Let me start by stating that my perspectives are rooted in working with and for nonprofits for several decades. I supported them as a volunteer and donor, led them while serving countless organizations as a board member both locally, regionally, and statewide, and was even employed by one. Now, I have the unique perspective of consulting with them, so yes, I have seen and heard a great deal.

Donor fatigue is one of the more frequent topics to be discussed around the tables at which I have served. Typically, it’s used to describe how donors are “tired” of giving for a number of reasons. Some say it is the result of too many asks, driven by too many causes, or not producing the desired outcomes. Certainly, it may be a combination of one or all of these.
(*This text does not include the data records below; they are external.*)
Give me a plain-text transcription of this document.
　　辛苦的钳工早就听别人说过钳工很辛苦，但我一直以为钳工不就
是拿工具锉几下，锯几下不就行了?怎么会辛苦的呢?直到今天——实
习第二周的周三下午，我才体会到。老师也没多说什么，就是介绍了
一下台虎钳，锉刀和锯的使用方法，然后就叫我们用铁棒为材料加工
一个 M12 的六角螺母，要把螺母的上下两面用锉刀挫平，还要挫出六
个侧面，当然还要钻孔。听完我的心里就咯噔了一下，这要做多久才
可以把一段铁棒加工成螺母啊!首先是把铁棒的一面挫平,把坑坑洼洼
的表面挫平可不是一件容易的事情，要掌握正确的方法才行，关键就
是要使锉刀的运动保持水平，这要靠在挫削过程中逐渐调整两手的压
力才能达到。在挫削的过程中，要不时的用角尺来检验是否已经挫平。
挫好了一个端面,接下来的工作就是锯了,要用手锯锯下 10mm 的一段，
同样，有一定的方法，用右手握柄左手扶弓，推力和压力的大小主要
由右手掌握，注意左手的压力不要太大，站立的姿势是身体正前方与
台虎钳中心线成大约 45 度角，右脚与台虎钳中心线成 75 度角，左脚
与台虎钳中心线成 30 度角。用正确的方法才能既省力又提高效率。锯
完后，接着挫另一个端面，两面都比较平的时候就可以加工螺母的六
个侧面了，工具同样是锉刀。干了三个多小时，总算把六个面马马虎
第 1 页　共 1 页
Others contend that we are not managing the donor life cycle efficiently or effectively. In the development sector they may say that the donor relationships are not being stewarded successfully. Whatever the reason, it is generally considered a fundraiser’s major hurdle. 

Did you catch those angles? Donor life cycle. Donor relationships. Donor asks. It is all donor focused. Of course, you might say, we are talking about donor fatigue so why not? I would like you to take a moment to consider the “why.” What motivates the donors and motivates them to donate? Have we forgotten why donors give in the first place? It is because they believe in your mission and what you do, and they have confidence in the organization’s ability to bring about the outcomes they desire.
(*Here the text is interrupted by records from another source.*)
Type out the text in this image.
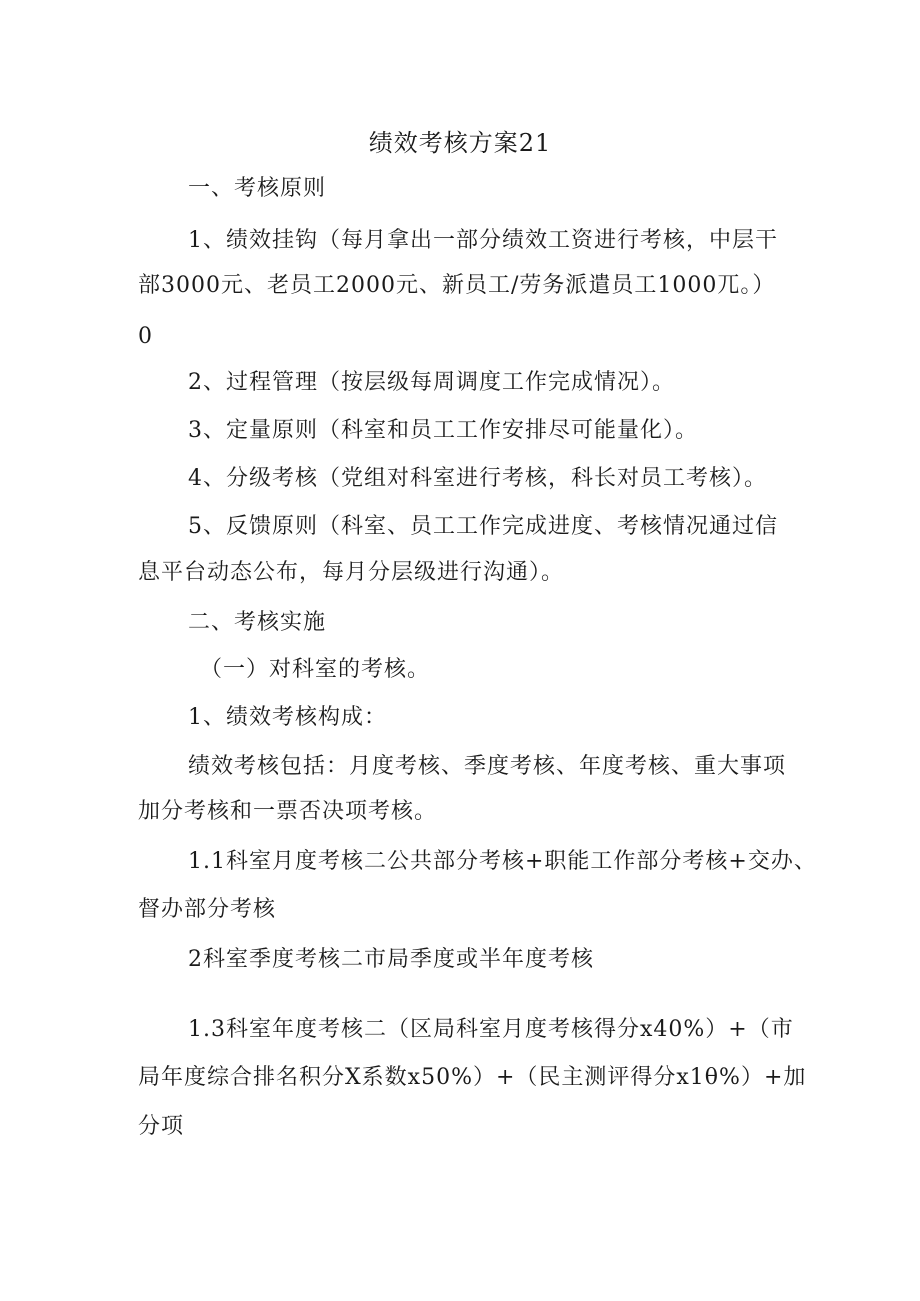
绩效考核方案21
一、考核原则
1、绩效挂钩（每月拿出一部分绩效工资进行考核，中层干
部3000元、老员工2000元、新员工/劳务派遣员工1000兀。）
0
2、过程管理（按层级每周调度工作完成情况）。
3、定量原则（科室和员工工作安排尽可能量化）。
4、分级考核（党组对科室进行考核，科长对员工考核）。
5、反馈原则（科室、员工工作完成进度、考核情况通过信
息平台动态公布，每月分层级进行沟通）。
二、考核实施
（一）对科室的考核。
1、绩效考核构成：
绩效考核包括：月度考核、季度考核、年度考核、重大事项
加分考核和一票否决项考核。
1.1科室月度考核二公共部分考核+职能工作部分考核+交办、
督办部分考核
2科室季度考核二市局季度或半年度考核
1.3科室年度考核二（区局科室月度考核得分x40%）+（市
局年度综合排名积分X系数x50%）+（民主测评得分x1θ%）+加
分项
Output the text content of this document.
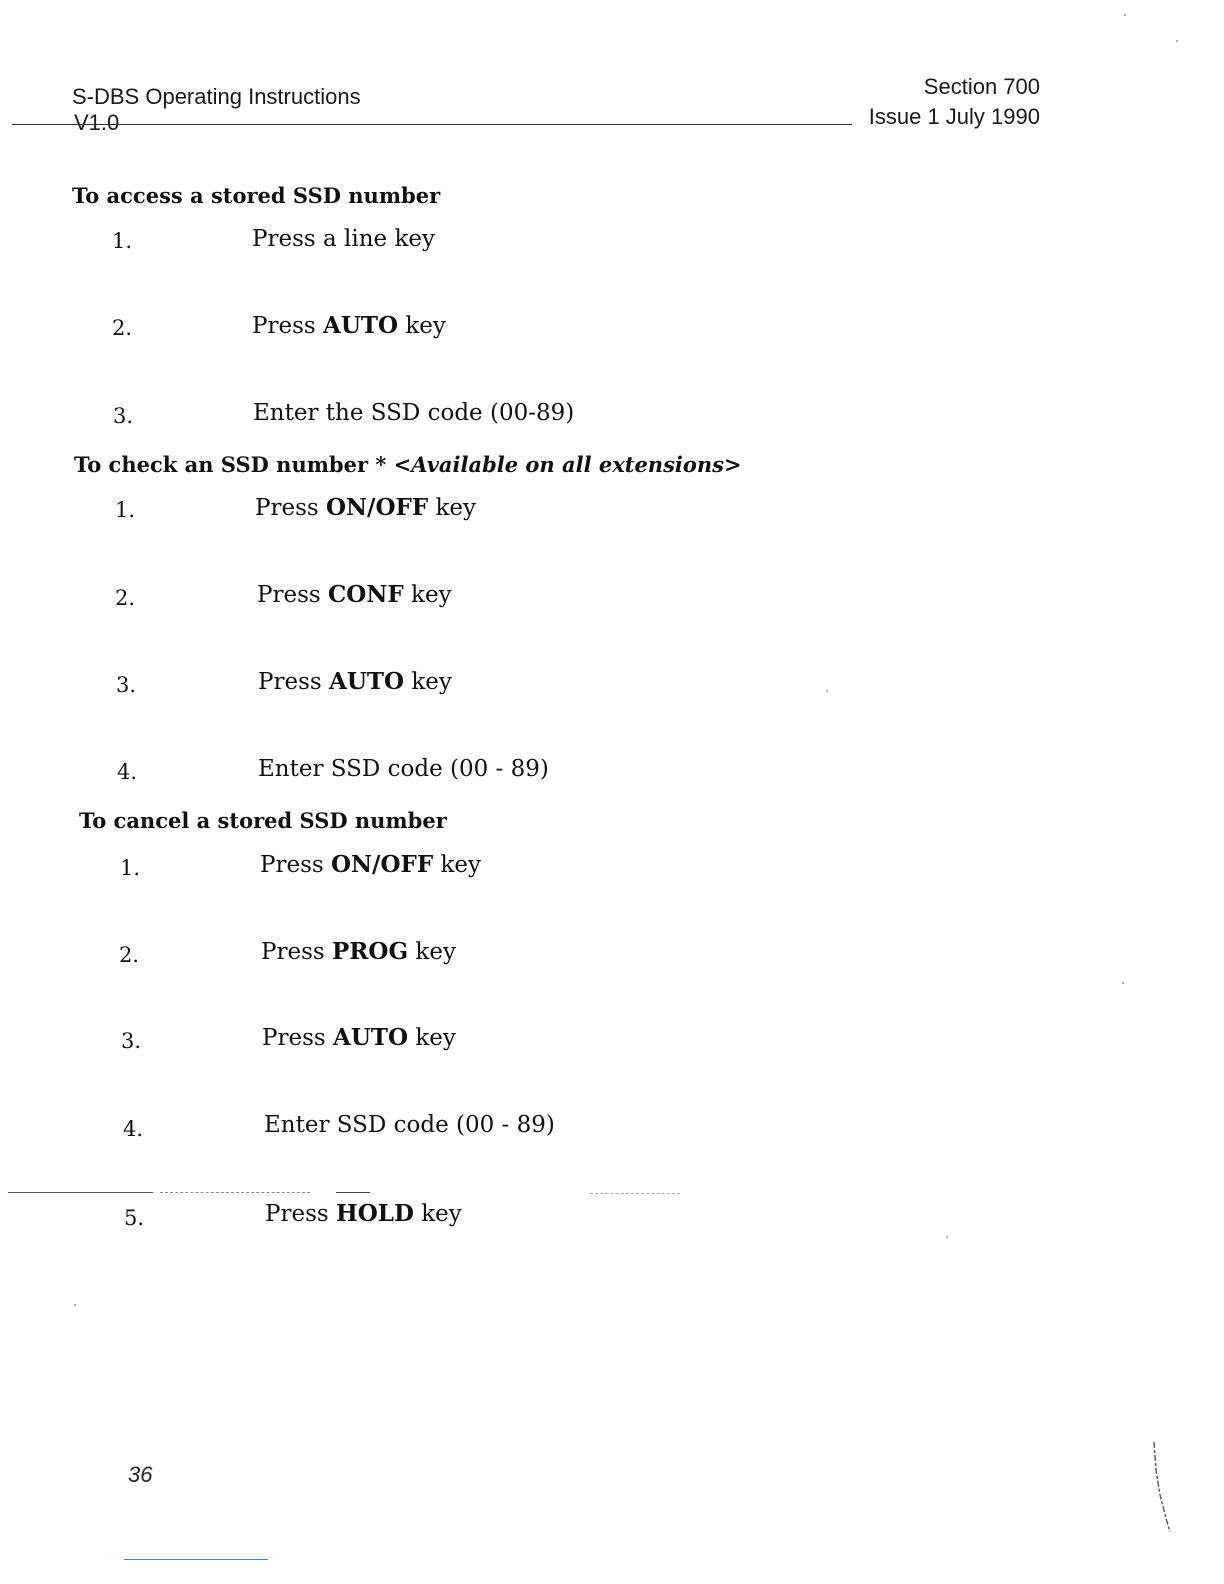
S-DBS Operating Instructions
V1.0
Section 700
Issue 1 July 1990
To access a stored SSD number
1.	Press a line key
2.	Press AUTO key
3.	Enter the SSD code (00-89)
To check an SSD number * <Available on all extensions>
1.	Press ON/OFF key
2.	Press CONF key
3.	Press AUTO key
4.	Enter SSD code (00 - 89)
To cancel a stored SSD number
1.	Press ON/OFF key
2.	Press PROG key
3.	Press AUTO key
4.	Enter SSD code (00 - 89)
5.	Press HOLD key
36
So, what if this “donor fatigue” really is “organizational induced disinterest?” What does that look like? In both cases, donors may reduce gifts or simply stop giving. I have been known to do that on occasion simply to see how the organization responds. Some never notice. Do you think I am likely to give again? So, whose fault is that? The lack of a response indicates to me that they might not care or be efficient enough to track a lost gift.

In nonprofit circles there is always talk of how prospects for giving must have LAI (Linkage, Ability and Interest.) Some have even said the “I” in LAI should represent Inclination. Either way, they are certainly vital points to consider. In the end, these traits are also donor-focused, but we cannot forget the organization’s role in maintaining the linkage and the donor interest. Otherwise, we may be fostering an environment that is ripe for OID. I find that the way to do that is to make certain your donors are part of your TEAM acronym.

T=Transparency

Today, transparency should go without saying.  You need to be as transparent as possible to your donors and appreciate how your actions as a board and an executive are influencing your donors and supporters.  It is not just about financials; it goes much deeper.  Donors are savvy and there is more information available today than ever.  In some communities the “rumor mill” churns out misinformation.  Be certain it is positive and if not, get your response message together.
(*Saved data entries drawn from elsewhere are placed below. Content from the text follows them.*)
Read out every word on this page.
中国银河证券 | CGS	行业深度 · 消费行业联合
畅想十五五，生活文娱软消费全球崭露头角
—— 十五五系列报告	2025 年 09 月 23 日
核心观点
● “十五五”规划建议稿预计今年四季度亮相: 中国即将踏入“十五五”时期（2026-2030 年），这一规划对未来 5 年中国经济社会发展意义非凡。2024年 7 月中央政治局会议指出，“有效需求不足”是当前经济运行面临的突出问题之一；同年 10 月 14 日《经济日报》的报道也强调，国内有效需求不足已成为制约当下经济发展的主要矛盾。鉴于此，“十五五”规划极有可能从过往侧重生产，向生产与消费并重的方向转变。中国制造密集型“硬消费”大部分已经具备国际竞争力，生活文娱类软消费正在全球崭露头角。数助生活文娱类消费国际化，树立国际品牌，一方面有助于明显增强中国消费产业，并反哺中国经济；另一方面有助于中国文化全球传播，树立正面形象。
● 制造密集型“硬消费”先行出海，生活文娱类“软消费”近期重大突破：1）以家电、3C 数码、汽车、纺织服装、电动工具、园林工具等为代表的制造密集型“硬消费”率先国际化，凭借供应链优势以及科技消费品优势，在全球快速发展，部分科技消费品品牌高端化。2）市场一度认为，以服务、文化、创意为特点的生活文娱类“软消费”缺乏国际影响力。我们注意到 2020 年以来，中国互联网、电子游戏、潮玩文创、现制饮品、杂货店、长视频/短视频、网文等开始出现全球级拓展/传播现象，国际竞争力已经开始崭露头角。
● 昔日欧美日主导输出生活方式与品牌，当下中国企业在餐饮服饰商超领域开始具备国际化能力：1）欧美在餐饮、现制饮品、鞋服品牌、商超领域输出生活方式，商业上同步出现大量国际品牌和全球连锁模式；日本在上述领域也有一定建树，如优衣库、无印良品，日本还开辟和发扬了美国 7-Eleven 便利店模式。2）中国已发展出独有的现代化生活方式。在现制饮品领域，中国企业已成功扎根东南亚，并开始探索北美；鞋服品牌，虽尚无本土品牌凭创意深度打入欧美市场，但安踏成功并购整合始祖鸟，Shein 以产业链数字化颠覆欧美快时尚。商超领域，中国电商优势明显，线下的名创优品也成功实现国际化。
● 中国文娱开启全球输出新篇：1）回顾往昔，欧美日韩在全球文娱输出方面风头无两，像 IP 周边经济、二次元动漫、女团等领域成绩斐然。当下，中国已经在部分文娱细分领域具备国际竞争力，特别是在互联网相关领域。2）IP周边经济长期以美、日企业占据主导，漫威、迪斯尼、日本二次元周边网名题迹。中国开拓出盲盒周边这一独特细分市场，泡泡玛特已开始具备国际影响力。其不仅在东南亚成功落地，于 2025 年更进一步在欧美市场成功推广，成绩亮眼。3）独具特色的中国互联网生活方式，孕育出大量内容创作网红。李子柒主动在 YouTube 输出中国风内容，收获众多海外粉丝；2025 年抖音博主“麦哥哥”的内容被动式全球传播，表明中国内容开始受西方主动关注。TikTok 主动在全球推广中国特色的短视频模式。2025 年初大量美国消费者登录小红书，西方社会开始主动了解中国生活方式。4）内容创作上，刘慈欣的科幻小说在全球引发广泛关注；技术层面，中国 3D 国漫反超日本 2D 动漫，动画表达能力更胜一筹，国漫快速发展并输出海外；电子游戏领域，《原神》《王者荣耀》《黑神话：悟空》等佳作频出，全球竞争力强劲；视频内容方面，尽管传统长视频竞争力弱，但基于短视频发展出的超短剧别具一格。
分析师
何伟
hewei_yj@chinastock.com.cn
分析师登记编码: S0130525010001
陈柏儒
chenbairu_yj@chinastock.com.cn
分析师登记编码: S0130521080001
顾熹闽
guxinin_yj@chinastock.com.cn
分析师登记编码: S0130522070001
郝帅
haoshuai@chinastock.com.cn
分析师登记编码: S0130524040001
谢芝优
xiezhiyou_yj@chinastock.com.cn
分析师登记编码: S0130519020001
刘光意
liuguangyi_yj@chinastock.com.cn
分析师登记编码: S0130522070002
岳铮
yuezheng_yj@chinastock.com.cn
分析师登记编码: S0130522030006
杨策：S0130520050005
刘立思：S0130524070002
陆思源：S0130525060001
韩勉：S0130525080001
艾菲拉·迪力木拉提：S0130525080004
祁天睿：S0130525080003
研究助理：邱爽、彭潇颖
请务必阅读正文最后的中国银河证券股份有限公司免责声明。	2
E=Efficiency & Effectiveness

If we are giving money to an organization, we expect it to be well used and for the organization to steward those dollars efficiently and effectively. Any hints to the contrary may be enough to trigger a case of OID.  Revolving doors for staff, or board members, or constant “emergency appeals” may be red flags to today’s donors and raise doubt.  Even something as simple as a donor acknowledgment process speaks volumes about your organization.

A=Approachability

Since donors need to have a linkage with the organization, it is imperative that the organization seems approachable and open to donor feedback.  How else are they expected to learn more about you and your mission?  Good development staff help to bridge that gap, but smaller nonprofits do not have that luxury.  In those cases, the board needs to help network and foster those relationships in a positive and natural way.  Consistency in staff and board serves to build long-lasting relationships.

M=Marketing & Communication

Stimulating donor interest and increasing their linkage is rooted in good marketing and communications (which makes you more approachable.)  There is nothing at the root cause of OID more than not hearing from you consistently, not understanding your decisions or your mission, or not responding promptly to a donor inquiry.  Marketing and communications are driven by your organization and not your donors.  Give them an inspiring and engaging experience and they will stay connected.

Yes, donors will tend to stray, decrease gifts, and perhaps never give again.  Sure, we can blame donor fatigue and chalk it up to another decline in donor retention.  However, before it’s too late, I’d like to challenge you to evaluate whether it might be a case of “organization induced disinterest” either informally or officially through a consultant.